A leitura de petistas é que, embora parte do mercado ainda tenha ressalvas em relação a Flávio na disputa presidencial, a rejeição a Lula permanece elevada e dificulta a conquista de apoios às vésperas da eleição de outubro. Isso porque alguns economistas têm alertado que medidas lançadas pelo governo federal podem elevar a dívida pública e dificultar o controle da inflação pelo Banco Central (BC).
Desde o início deste mandato de Lula, a dívida bruta da gestão já subiu mais de oito pontos percentuais em relação ao Produto Interno Bruto, superando os 80% do PIB. Além disso, tanto o Executivo quanto especialistas projetam que o indicador continuará em alta nos próximos anos.
Diante desse quadro, o atual chefe do Executivo tem sido orientado a se aproximar desse eleitorado. Uma ala da campanha defende que Lula evite assumir compromissos de elevado impacto fiscal durante a disputa eleitoral. A avaliação é que uma campanha sem propostas que possam gerar insegurança no mercado ampliaria a margem de manobra para um eventual novo governo negociar sua agenda e implementar medidas consideradas necessárias.

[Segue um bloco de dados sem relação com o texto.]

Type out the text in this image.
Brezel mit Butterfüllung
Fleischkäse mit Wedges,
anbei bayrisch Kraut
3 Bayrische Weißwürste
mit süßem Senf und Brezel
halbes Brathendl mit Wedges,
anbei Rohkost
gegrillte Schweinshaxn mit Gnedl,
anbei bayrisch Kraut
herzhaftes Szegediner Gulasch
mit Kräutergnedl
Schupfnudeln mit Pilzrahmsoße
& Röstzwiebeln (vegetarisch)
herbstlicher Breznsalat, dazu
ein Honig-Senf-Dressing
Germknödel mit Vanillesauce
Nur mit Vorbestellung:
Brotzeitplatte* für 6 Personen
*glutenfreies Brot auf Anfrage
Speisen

Segundo aliados, desde o início do terceiro mandato, em 2023, Lula foi aconselhado a construir uma interlocução mais próxima com empresários, tanto para facilitar a governabilidade quanto para reduzir resistências no setor. O presidente, no entanto, não seguiu essa estratégia e, na avaliação de interlocutores, acabou se distanciando ainda mais do segmento.
Na última quinta-feira (27), Lula tentou fazer aceno aos empresários e disse, durante entrevista à TV Globo, que a responsabilidade fiscal “baliza” sua vida. Por outro lado, porém, afirmou não se preocupar com a dívida pública do Brasil.